SANDERS: McKitterick actually has his own pair of fancy sweats.
MCKITTERICK: Wearing them outside will be the next step. But I don't know if I'm there yet.
SANDERS: Hi, Tyler. I'm Sam.
TYLER KANTOR: Sam.
SANDERS: Good to meet you.
KANTOR: Now, have you been in the shop before?
SANDERS: I have not.
SANDERS: Tyler Kantor manages the Bonobo's menswear store in Los Angeles - a store that sells $100 sweatpants. Kantor says all kinds of guys buy them.
KANTOR: You're going to have your fashion-forward guy who's going to come in here specifically looking for the jogger-type sweat. And then you've got your customers who - it catches their eyes.
SANDERS: And then are guys who didn't even know they wanted sweatpants.

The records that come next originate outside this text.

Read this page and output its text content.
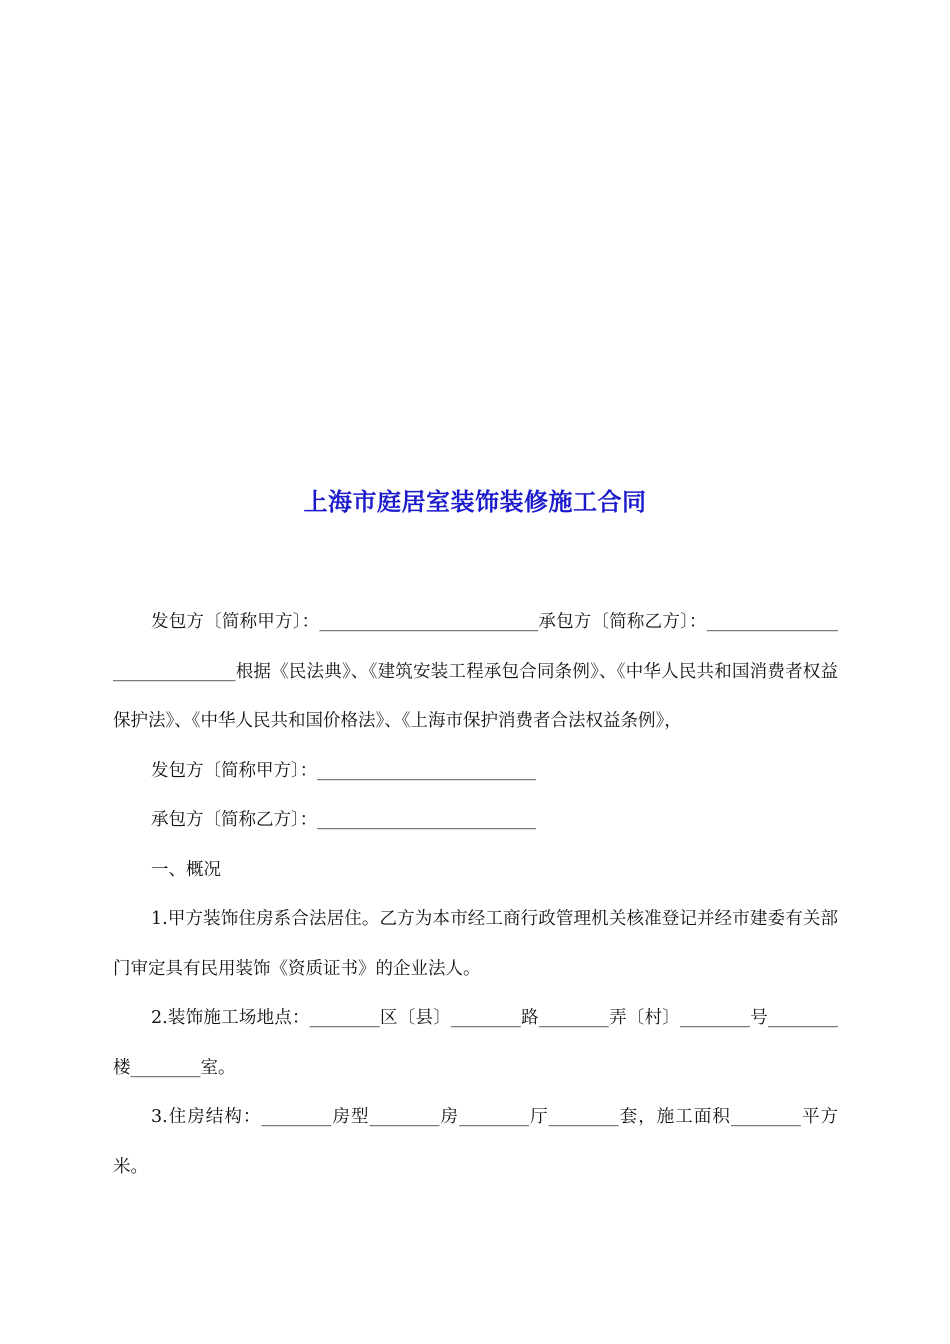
上海市庭居室装饰装修施工合同

发包方〔简称甲方〕：_________________________承包方〔简称乙方〕：_____________________________根据《民法典》、《建筑安装工程承包合同条例》、《中华人民共和国消费者权益保护法》、《中华人民共和国价格法》、《上海市保护消费者合法权益条例》，

发包方〔简称甲方〕：_________________________

承包方〔简称乙方〕：_________________________

一、概况

1.甲方装饰住房系合法居住。乙方为本市经工商行政管理机关核准登记并经市建委有关部门审定具有民用装饰《资质证书》的企业法人。

2.装饰施工场地点：________区〔县〕________路________弄〔村〕________号________楼________室。

3.住房结构：________房型________房________厅________套，施工面积________平方米。
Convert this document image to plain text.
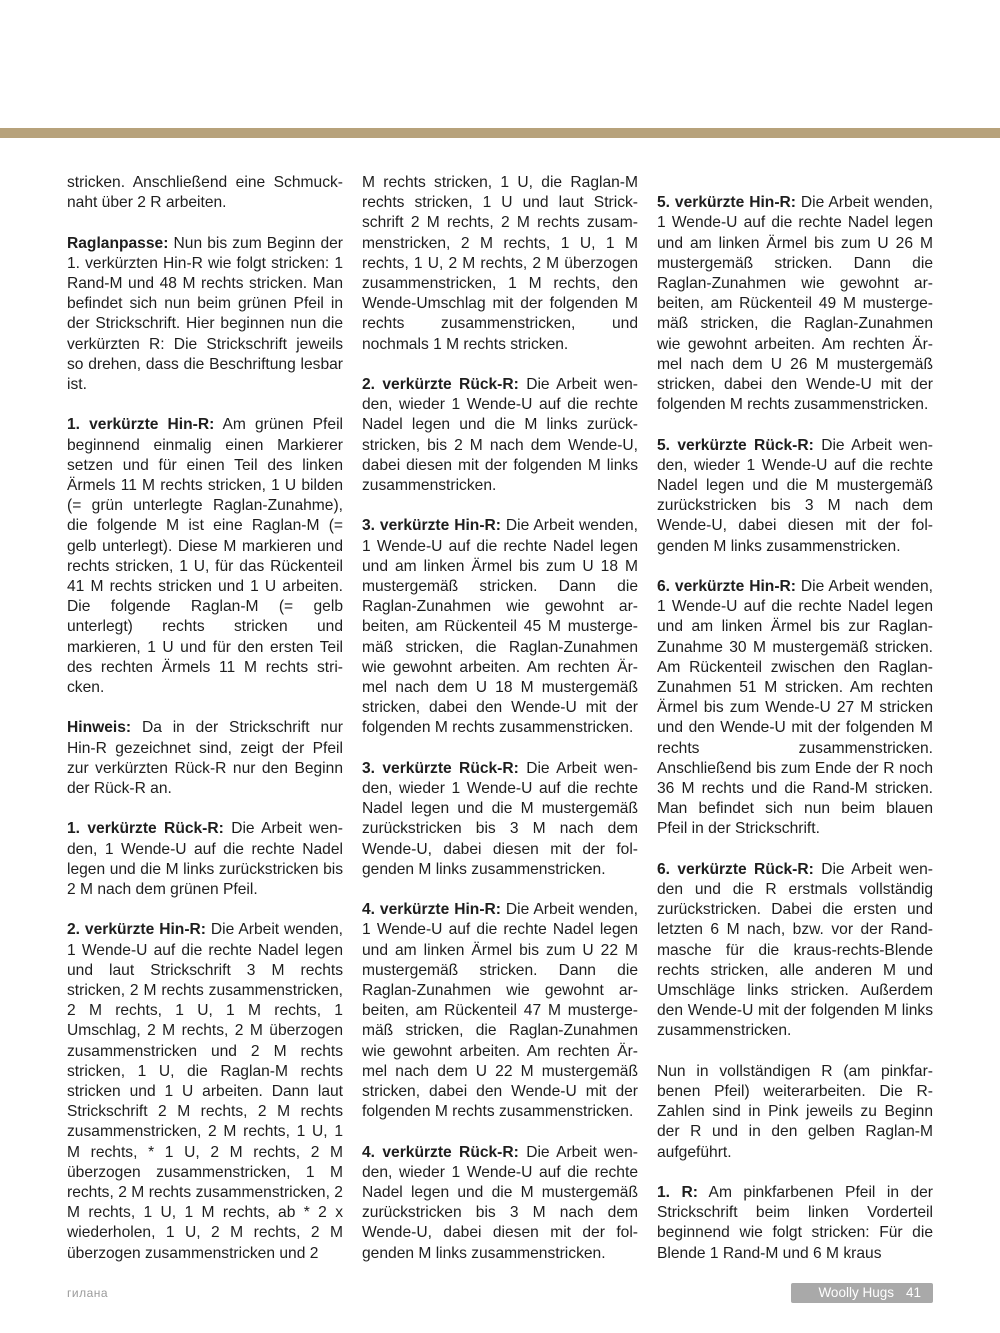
stricken. Anschließend eine Schmucknaht über 2 R arbeiten.

Raglanpasse: Nun bis zum Beginn der 1. verkürzten Hin-R wie folgt stricken: 1 Rand-M und 48 M rechts stricken. Man befindet sich nun beim grünen Pfeil in der Strickschrift. Hier beginnen nun die verkürzten R: Die Strickschrift jeweils so drehen, dass die Beschriftung lesbar ist.

1. verkürzte Hin-R: Am grünen Pfeil beginnend einmalig einen Markierer setzen und für einen Teil des linken Ärmels 11 M rechts stricken, 1 U bilden (= grün unterlegte Raglan-Zunahme), die folgende M ist eine Raglan-M (= gelb unterlegt). Diese M markieren und rechts stricken, 1 U, für das Rückenteil 41 M rechts stricken und 1 U arbeiten. Die folgende Raglan-M (= gelb unterlegt) rechts stricken und markieren, 1 U und für den ersten Teil des rechten Ärmels 11 M rechts stricken.

Hinweis: Da in der Strickschrift nur Hin-R gezeichnet sind, zeigt der Pfeil zur verkürzten Rück-R nur den Beginn der Rück-R an.

1. verkürzte Rück-R: Die Arbeit wenden, 1 Wende-U auf die rechte Nadel legen und die M links zurückstricken bis 2 M nach dem grünen Pfeil.

2. verkürzte Hin-R: Die Arbeit wenden, 1 Wende-U auf die rechte Nadel legen und laut Strickschrift 3 M rechts stricken, 2 M rechts zusammenstricken, 2 M rechts, 1 U, 1 M rechts, 1 Umschlag, 2 M rechts, 2 M überzogen zusammenstricken und 2 M rechts stricken, 1 U, die Raglan-M rechts stricken und 1 U arbeiten. Dann laut Strickschrift 2 M rechts, 2 M rechts zusammenstricken, 2 M rechts, 1 U, 1 M rechts, * 1 U, 2 M rechts, 2 M überzogen zusammenstricken, 1 M rechts, 2 M rechts zusammenstricken, 2 M rechts, 1 U, 1 M rechts, ab * 2 x wiederholen, 1 U, 2 M rechts, 2 M überzogen zusammenstricken und 2

M rechts stricken, 1 U, die Raglan-M rechts stricken, 1 U und laut Strickschrift 2 M rechts, 2 M rechts zusammenstricken, 2 M rechts, 1 U, 1 M rechts, 1 U, 2 M rechts, 2 M überzogen zusammenstricken, 1 M rechts, den Wende-Umschlag mit der folgenden M rechts zusammenstricken, und nochmals 1 M rechts stricken.

2. verkürzte Rück-R: Die Arbeit wenden, wieder 1 Wende-U auf die rechte Nadel legen und die M links zurückstricken, bis 2 M nach dem Wende-U, dabei diesen mit der folgenden M links zusammenstricken.

3. verkürzte Hin-R: Die Arbeit wenden, 1 Wende-U auf die rechte Nadel legen und am linken Ärmel bis zum U 18 M mustergemäß stricken. Dann die Raglan-Zunahmen wie gewohnt arbeiten, am Rückenteil 45 M mustergemäß stricken, die Raglan-Zunahmen wie gewohnt arbeiten. Am rechten Ärmel nach dem U 18 M mustergemäß stricken, dabei den Wende-U mit der folgenden M rechts zusammenstricken.

3. verkürzte Rück-R: Die Arbeit wenden, wieder 1 Wende-U auf die rechte Nadel legen und die M mustergemäß zurückstricken bis 3 M nach dem Wende-U, dabei diesen mit der folgenden M links zusammenstricken.

4. verkürzte Hin-R: Die Arbeit wenden, 1 Wende-U auf die rechte Nadel legen und am linken Ärmel bis zum U 22 M mustergemäß stricken. Dann die Raglan-Zunahmen wie gewohnt arbeiten, am Rückenteil 47 M mustergemäß stricken, die Raglan-Zunahmen wie gewohnt arbeiten. Am rechten Ärmel nach dem U 22 M mustergemäß stricken, dabei den Wende-U mit der folgenden M rechts zusammenstricken.

4. verkürzte Rück-R: Die Arbeit wenden, wieder 1 Wende-U auf die rechte Nadel legen und die M mustergemäß zurückstricken bis 3 M nach dem Wende-U, dabei diesen mit der folgenden M links zusammenstricken.

5. verkürzte Hin-R: Die Arbeit wenden, 1 Wende-U auf die rechte Nadel legen und am linken Ärmel bis zum U 26 M mustergemäß stricken. Dann die Raglan-Zunahmen wie gewohnt arbeiten, am Rückenteil 49 M mustergemäß stricken, die Raglan-Zunahmen wie gewohnt arbeiten. Am rechten Ärmel nach dem U 26 M mustergemäß stricken, dabei den Wende-U mit der folgenden M rechts zusammenstricken.

5. verkürzte Rück-R: Die Arbeit wenden, wieder 1 Wende-U auf die rechte Nadel legen und die M mustergemäß zurückstricken bis 3 M nach dem Wende-U, dabei diesen mit der folgenden M links zusammenstricken.

6. verkürzte Hin-R: Die Arbeit wenden, 1 Wende-U auf die rechte Nadel legen und am linken Ärmel bis zur Raglan-Zunahme 30 M mustergemäß stricken. Am Rückenteil zwischen den Raglan-Zunahmen 51 M stricken. Am rechten Ärmel bis zum Wende-U 27 M stricken und den Wende-U mit der folgenden M rechts zusammenstricken. Anschließend bis zum Ende der R noch 36 M rechts und die Rand-M stricken. Man befindet sich nun beim blauen Pfeil in der Strickschrift.

6. verkürzte Rück-R: Die Arbeit wenden und die R erstmals vollständig zurückstricken. Dabei die ersten und letzten 6 M nach, bzw. vor der Randmasche für die kraus-rechts-Blende rechts stricken, alle anderen M und Umschläge links stricken. Außerdem den Wende-U mit der folgenden M links zusammenstricken.

Nun in vollständigen R (am pinkfarbenen Pfeil) weiterarbeiten. Die R-Zahlen sind in Pink jeweils zu Beginn der R und in den gelben Raglan-M aufgeführt.

1. R: Am pinkfarbenen Pfeil in der Strickschrift beim linken Vorderteil beginnend wie folgt stricken: Für die Blende 1 Rand-M und 6 M kraus

гилана	Woolly Hugs 41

KANTOR: Those of the fun one for us, where we get to kind of guide them towards the sweat, get them outside of their comfort zone.
SANDERS: I tried on a pair myself.
All right - putting them on (laughter). They're little snug.
They felt good. But honestly, I had my doubts about wearing them in public. So I asked Washington Post fashion critic Robin Ghivann how to pull it off. Ghivann says blend the sweatpants casual with a bit of professional because that's how the whole trend started - urban men wearing half their closet out of necessity.
ROBIN GHIVANN: The guy on his way to the office - but he's going to stop at the gym beforehand. He's got on a pair of sweatpants, but maybe he's got his blazer over the sweatpants because he doesn't want to put the blazer in a gym bag.
SANDERS: For Ghivann, it's simple.
GHIVANN: You don't dress down to the sweatpant. You dress the sweatpants up.
SANDERS: As someone who's tried them on himself...
They look plush. I want to just, like, put them on and go watch Netflix.
Trust me - dressing these things up may be easier said than done. Sam Sanders, NPR News.